Devon Energy agreed to an all-stock merger with Coterra Energy to form a $58 billion shale producer spanning the Marcellus, Andarko and Delaware basins. The combined company will boost its quarterly dividend by 31% to $0.315 per share while shareholders vote on approval.

1. Merger Terms

On Feb. 11, Devon Energy announced an all-stock merger with Coterra Energy that will create a $58 billion oil and gas giant if shareholders of both companies approve. The combined portfolio will span the Marcellus, Andarko and Delaware basins, expanding geographic reach and operational scale.

2. Dividend Plan

The merged entity plans a quarterly dividend of $0.315 per share, representing a 31% increase over Devon’s current $0.24 payout and surpassing both companies’ existing yields of 2.18% and 2.86%. The all-stock structure avoids new debt and preserves balance sheet flexibility.

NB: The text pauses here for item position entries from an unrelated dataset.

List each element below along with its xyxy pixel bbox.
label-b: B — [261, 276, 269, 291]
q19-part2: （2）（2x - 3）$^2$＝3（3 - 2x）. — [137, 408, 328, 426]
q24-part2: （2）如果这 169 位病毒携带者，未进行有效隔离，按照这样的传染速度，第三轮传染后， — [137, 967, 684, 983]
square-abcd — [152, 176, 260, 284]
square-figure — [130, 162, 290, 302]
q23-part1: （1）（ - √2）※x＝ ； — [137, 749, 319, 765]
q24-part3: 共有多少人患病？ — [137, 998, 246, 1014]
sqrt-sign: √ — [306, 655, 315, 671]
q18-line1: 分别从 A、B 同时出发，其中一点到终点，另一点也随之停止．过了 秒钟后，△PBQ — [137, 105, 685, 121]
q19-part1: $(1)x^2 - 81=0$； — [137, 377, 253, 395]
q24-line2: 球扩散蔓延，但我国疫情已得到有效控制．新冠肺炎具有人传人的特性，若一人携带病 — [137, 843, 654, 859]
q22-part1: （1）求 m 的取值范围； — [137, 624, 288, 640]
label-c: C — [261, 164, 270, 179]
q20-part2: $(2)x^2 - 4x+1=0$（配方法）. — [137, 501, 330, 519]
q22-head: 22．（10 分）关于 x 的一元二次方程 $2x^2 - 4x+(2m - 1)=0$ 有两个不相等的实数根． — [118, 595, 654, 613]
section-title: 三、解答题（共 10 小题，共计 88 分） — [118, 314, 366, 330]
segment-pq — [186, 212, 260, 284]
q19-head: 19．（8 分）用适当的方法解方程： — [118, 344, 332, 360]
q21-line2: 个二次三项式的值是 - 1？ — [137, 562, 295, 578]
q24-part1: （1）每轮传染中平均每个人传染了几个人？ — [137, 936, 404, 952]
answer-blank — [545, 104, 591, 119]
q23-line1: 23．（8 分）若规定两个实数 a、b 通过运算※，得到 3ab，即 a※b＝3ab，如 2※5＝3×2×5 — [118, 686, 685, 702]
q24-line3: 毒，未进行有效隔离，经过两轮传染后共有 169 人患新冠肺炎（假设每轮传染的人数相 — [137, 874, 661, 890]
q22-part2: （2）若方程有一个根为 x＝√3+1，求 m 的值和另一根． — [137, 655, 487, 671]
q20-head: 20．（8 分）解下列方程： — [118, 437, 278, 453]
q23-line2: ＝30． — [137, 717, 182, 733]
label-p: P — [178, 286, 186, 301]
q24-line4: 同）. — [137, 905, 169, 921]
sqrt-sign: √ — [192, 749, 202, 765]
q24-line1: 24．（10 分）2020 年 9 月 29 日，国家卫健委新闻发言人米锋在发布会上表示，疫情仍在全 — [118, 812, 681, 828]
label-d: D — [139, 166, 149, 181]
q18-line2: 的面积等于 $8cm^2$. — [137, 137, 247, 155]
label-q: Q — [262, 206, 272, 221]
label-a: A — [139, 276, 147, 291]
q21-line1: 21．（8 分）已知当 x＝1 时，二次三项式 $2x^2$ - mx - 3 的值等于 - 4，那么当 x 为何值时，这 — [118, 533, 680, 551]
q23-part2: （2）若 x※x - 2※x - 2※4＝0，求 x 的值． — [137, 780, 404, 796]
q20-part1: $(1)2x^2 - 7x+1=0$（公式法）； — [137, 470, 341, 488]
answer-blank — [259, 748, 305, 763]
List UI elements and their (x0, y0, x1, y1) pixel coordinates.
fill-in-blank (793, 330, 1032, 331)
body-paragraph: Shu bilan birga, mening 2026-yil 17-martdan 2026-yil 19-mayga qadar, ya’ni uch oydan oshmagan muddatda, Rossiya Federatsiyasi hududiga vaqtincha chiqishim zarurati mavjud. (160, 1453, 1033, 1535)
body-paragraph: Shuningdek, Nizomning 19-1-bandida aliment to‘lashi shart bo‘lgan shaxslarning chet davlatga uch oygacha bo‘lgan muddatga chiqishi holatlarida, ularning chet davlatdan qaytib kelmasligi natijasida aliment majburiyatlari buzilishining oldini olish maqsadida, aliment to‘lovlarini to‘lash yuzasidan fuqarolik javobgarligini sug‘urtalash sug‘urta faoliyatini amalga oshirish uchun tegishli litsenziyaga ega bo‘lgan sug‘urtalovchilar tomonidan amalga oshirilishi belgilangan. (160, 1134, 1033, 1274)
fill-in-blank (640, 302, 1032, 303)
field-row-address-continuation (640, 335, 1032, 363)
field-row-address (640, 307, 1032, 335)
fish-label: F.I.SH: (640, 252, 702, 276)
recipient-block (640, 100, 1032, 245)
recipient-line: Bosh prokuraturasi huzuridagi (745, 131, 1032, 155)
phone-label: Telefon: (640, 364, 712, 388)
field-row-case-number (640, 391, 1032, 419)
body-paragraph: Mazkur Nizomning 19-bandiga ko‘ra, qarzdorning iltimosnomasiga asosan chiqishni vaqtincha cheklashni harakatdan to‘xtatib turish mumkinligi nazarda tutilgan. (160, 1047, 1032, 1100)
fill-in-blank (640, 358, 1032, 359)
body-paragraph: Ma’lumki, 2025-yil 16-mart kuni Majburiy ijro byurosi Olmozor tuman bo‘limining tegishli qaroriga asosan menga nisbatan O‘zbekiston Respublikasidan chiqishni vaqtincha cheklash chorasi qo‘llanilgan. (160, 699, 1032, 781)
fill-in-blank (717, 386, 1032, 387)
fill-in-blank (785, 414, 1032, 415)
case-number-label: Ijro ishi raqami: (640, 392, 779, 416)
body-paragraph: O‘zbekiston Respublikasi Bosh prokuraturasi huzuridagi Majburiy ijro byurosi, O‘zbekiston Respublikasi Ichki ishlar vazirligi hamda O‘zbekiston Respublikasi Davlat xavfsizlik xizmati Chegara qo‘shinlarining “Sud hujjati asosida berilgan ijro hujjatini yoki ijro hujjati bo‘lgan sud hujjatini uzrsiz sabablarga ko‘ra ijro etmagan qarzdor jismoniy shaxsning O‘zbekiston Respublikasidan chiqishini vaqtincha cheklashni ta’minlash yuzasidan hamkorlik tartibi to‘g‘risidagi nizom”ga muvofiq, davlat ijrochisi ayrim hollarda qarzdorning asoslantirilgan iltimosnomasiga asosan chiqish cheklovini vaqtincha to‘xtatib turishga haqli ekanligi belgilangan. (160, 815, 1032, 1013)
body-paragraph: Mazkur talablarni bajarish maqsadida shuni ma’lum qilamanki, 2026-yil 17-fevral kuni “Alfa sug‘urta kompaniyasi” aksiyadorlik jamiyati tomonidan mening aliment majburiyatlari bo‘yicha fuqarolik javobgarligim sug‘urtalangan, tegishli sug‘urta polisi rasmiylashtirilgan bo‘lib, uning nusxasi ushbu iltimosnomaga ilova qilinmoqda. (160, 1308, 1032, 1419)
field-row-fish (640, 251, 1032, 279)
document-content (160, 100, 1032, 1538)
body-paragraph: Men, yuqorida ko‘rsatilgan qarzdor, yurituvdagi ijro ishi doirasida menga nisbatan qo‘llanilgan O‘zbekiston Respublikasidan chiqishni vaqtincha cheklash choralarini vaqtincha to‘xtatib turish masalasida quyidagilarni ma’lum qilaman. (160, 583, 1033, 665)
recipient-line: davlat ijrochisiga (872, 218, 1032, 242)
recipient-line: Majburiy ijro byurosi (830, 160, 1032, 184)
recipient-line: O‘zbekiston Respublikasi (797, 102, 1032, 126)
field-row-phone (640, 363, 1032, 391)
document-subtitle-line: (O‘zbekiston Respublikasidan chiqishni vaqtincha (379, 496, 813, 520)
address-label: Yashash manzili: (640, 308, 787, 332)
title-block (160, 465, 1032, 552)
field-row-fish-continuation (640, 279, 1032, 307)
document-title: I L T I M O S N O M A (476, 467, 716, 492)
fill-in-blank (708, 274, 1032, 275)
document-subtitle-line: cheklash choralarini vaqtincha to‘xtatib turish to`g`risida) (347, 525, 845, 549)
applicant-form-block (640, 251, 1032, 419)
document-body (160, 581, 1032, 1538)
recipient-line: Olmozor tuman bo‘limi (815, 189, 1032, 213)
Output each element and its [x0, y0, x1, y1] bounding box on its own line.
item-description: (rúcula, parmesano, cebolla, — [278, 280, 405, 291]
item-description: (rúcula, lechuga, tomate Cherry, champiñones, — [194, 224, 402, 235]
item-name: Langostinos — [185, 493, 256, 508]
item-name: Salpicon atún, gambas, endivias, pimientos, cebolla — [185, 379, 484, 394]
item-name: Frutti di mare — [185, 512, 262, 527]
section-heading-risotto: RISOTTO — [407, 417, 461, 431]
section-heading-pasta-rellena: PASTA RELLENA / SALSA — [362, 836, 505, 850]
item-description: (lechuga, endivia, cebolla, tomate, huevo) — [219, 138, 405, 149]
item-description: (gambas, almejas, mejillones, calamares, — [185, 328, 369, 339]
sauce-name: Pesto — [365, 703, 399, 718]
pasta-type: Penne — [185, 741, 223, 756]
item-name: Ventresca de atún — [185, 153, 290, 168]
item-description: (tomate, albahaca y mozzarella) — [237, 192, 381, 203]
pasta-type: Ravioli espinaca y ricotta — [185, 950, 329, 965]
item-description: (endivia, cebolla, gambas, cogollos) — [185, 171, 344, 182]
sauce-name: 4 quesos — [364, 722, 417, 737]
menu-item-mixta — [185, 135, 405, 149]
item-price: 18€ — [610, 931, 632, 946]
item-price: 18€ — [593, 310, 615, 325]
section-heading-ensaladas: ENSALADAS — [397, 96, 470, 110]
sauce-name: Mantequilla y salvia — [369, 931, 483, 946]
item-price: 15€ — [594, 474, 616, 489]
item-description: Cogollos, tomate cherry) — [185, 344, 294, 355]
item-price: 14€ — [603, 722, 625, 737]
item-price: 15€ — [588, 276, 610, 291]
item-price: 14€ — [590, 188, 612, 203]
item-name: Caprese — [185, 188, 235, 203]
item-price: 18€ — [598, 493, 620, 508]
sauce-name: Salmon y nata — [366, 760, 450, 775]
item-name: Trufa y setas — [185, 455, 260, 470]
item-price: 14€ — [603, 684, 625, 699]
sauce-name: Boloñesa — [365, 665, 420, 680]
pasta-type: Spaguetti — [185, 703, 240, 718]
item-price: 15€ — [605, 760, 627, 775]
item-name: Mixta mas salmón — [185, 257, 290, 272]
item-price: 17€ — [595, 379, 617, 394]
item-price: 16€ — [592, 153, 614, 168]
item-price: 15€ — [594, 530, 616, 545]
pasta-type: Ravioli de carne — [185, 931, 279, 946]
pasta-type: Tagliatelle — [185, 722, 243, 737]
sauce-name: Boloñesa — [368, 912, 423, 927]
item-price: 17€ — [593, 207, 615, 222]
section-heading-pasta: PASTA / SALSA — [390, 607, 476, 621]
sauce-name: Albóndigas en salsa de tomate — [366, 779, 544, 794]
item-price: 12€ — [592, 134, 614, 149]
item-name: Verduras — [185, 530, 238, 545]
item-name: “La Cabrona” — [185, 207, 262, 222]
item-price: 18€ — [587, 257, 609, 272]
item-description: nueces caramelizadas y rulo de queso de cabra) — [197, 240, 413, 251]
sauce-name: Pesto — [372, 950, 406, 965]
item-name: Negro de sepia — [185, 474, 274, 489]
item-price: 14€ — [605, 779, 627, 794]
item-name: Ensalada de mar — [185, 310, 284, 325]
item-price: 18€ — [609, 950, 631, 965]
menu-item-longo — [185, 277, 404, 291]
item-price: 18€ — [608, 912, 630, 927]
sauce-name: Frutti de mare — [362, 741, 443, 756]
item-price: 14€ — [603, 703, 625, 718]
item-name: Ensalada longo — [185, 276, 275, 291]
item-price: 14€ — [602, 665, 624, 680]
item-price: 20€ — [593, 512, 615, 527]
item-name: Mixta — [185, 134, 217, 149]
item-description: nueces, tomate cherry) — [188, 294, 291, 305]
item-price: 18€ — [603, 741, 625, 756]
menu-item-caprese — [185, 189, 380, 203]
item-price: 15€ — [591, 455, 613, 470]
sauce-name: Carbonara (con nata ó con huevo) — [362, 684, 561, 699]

3. Strategic Rationale and Risks

The deal targets operational efficiency and resilience amid forecasted shale demand declines in 2026, leveraging scale and diversification. However, the larger share count may dilute earnings per share and contribute to stock volatility ahead of Q4 2025 results on Feb. 17.

4. Analyst Outlook

Raymond James raised its price target on Devon shares to $52, while multiple analysts set targets above $50, implying 10–20% upside from recent closing levels. Investors are monitoring merger approval progress and the upcoming earnings report for confirmation of strategic benefits.